The photo you see above the title of this article depicts our walk-over-weighing (WOW) systems, which are designed to measure an animal’s weight each time it accesses water. The systems are equipped with wireless connectivity that transmits the date, time, pasture identification, animal electronic identification (EID) and weight the instant an animal walks over the scales. The data is transmitted to a specified computer that enables researchers and producers to access it in real time.

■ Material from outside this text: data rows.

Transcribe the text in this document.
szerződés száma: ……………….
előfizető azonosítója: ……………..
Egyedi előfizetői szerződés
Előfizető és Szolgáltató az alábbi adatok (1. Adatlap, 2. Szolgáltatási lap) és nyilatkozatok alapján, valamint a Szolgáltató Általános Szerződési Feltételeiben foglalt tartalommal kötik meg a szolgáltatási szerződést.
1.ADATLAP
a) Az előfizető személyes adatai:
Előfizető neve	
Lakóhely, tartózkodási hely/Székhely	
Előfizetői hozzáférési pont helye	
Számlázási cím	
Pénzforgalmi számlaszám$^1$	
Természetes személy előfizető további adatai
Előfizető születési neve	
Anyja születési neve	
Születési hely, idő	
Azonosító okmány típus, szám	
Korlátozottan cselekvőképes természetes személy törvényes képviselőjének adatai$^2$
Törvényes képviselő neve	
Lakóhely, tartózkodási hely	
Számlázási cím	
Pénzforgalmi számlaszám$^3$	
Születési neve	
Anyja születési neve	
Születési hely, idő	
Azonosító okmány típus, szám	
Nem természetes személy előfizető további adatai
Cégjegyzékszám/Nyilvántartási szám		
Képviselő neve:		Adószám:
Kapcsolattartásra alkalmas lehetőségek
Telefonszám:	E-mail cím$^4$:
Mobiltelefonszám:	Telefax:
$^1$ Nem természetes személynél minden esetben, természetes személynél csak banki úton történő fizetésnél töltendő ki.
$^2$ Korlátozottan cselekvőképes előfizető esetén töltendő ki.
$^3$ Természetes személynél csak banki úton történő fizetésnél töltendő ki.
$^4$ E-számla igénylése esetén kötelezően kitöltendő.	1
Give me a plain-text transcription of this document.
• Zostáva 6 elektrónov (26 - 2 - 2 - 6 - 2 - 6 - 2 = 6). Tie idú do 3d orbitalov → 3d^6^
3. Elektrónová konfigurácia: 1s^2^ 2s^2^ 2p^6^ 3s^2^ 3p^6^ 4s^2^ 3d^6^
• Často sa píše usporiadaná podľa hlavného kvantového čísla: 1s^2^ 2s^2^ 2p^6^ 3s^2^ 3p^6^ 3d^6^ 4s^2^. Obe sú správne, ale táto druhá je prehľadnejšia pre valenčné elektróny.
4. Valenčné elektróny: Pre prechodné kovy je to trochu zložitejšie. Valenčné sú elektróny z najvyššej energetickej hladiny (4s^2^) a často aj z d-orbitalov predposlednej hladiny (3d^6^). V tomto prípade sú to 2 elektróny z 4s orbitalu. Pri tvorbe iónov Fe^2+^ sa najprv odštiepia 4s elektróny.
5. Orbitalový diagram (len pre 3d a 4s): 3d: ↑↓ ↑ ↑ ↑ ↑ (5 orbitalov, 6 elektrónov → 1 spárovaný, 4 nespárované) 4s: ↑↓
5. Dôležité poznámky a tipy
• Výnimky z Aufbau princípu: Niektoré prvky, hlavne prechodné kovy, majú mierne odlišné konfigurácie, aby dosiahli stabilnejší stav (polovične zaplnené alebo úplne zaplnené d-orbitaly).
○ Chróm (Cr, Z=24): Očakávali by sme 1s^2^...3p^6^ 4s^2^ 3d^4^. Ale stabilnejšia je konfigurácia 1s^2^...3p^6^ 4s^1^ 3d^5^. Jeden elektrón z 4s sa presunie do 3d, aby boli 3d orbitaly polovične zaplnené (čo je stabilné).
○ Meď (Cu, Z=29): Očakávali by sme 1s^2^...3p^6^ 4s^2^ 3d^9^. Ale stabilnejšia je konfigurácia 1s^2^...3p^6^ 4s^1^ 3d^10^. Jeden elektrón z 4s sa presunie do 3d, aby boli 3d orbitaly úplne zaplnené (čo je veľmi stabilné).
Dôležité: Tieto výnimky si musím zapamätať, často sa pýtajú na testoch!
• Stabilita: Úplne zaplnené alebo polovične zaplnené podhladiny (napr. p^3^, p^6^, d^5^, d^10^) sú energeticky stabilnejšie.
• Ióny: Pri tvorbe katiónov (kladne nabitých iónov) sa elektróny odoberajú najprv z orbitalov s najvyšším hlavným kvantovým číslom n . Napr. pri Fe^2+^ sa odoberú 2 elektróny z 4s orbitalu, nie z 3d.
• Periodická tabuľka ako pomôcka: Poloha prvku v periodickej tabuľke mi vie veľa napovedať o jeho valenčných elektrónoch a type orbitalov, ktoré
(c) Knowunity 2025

This system consists of Tru-Test brand components (WOW load bar/scale, platform, EID reader and associated electronics), a custom-designed solar power system, and a fabricated metal platform designed to be mobile. Each system is positioned in front of the sole water source, so each animal has to walk over the scales to access water.
Ultimately, we would like to develop decision support tools to help producers make management decisions — involving, for example, stocking rate adjustments, marketing opportunities and quick identification of sick animals — on the best-adapted and most profitable forage systems in the region. In order to accomplish this, we need to be able to estimate daily forage biomass and daily animal weight in conjunction with the integration of weather and proven crop models that will help us predict future biomass.
We plan to collaborate with a systems data modeler once these systems are fully functional to help us develop an infield real-time forage biomass growth prediction model.